Constellation Brands has pulled out of the race to acquire Allied Domecq. The move leaves the door wide open for rivals Pernod Ricard, Fortune Brands and Diageo to carve up the UK company.

In a statement released early this morning (GMT) Constellation chairman and CEO Richard Sands said: "Constellation approached this opportunity in a disciplined strategic and financial manner and does not believe that the economics justify an offer. Our basic premise is always that a transaction must create value for our stakeholders. Simply put, careful consideration and evaluation of the details following due diligence did not identify sufficient value for submitting an offer."

Constellation Brands had been heading a consortium that also included Brown-Forman Corporation, Lion Capital and The Blackstone Group.

Sands continued: "Constellation greatly appreciates the strong support we have received from our shareholders and consortium partners throughout this process. We continue to believe that there are additional opportunities to complement growth of our base business with strategic acquisitions in our industry, and we will remain a determined and disciplined buyer. As the largest wine company in the world, and the largest multi-category supplier of beverage alcohol in the US, Constellation looks toward building upon its outstanding track record of delivering true growth and value to our shareholders."

Brown-Forman chairman and chief executive officer, Owsley Brown II voiced an apparent disappointment at the decision. He said: "We were excited about the prospect of owning some of Allied Domecq's premium brands and are disappointed that the consortium is unable to proceed. We are very cognizant, however, of the great efforts put forth by each of the consortium partners and are respectful of the decision reached by Constellation Brands."

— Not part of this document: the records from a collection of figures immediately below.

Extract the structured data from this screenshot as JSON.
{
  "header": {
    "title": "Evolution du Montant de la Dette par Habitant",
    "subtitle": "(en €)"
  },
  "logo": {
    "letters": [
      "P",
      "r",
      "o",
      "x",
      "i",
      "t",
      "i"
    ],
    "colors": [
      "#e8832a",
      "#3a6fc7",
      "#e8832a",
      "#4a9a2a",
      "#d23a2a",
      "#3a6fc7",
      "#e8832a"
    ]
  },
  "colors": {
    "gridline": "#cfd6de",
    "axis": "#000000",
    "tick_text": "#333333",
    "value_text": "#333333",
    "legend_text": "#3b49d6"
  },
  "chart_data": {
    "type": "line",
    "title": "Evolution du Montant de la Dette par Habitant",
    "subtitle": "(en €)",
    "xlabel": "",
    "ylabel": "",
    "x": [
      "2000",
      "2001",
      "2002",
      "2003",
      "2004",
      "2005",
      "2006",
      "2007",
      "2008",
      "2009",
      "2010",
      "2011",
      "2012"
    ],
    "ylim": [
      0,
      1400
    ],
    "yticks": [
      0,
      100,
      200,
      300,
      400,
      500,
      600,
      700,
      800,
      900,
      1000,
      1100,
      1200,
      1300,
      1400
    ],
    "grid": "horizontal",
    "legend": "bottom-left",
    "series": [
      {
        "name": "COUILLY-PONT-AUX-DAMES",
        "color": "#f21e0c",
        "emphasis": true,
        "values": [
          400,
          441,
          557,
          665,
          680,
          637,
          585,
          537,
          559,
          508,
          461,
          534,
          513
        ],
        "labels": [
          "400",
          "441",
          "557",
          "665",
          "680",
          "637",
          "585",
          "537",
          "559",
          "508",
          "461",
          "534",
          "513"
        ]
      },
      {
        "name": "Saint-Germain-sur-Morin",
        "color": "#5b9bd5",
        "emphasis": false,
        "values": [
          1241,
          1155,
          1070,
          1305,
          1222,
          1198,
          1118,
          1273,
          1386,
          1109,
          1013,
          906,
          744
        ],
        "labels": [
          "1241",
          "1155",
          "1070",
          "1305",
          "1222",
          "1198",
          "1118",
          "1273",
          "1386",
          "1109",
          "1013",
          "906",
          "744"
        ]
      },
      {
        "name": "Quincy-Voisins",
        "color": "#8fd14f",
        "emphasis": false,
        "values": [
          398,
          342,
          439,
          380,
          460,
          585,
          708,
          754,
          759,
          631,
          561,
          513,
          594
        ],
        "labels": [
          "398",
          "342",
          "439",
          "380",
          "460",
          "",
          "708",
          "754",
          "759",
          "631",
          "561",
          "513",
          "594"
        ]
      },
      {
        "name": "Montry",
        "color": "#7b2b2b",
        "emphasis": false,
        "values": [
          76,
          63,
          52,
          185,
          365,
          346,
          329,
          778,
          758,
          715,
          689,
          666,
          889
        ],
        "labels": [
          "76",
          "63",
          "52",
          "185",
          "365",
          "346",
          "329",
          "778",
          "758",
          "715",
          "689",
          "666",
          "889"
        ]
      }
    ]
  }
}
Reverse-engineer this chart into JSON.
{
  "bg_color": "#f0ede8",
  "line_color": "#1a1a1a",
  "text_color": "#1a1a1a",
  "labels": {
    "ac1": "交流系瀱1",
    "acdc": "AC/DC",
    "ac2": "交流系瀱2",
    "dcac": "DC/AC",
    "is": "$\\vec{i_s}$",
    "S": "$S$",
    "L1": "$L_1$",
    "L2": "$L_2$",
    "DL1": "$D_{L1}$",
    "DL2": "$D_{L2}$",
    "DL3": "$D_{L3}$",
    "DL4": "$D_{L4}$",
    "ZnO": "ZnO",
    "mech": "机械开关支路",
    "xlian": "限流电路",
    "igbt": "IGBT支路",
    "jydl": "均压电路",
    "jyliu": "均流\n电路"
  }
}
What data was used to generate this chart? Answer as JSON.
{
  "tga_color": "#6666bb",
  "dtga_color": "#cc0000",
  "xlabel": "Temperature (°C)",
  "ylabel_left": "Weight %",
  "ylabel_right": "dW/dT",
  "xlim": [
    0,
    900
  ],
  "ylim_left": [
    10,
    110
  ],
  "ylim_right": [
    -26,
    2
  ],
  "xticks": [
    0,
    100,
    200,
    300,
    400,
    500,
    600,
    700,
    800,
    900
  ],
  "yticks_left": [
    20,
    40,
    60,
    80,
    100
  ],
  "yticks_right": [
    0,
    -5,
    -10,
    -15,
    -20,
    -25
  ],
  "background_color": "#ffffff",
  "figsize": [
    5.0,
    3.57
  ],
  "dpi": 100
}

As late as last week, Constellation had indicated it was still hoping to work towards making an offer for Allied Domecq. The consortium had been given a 29 June deadline by UK regulatory authorities to make up its mind.

However, many observers believed the Constellation-led bid was dealt a fatal blow last week when Diageo signed an agreement with Pernod Ricard not to enter discussions with third parties about any counter-bids for Allied.

In return, Pernod agreed to sell Diageo its Irish whiskey brand, Bushmills, for GBP200m and gave the UK drinks giant an option to buy Allied's Montana wine business for GBP320m if Pernod's bid is a success.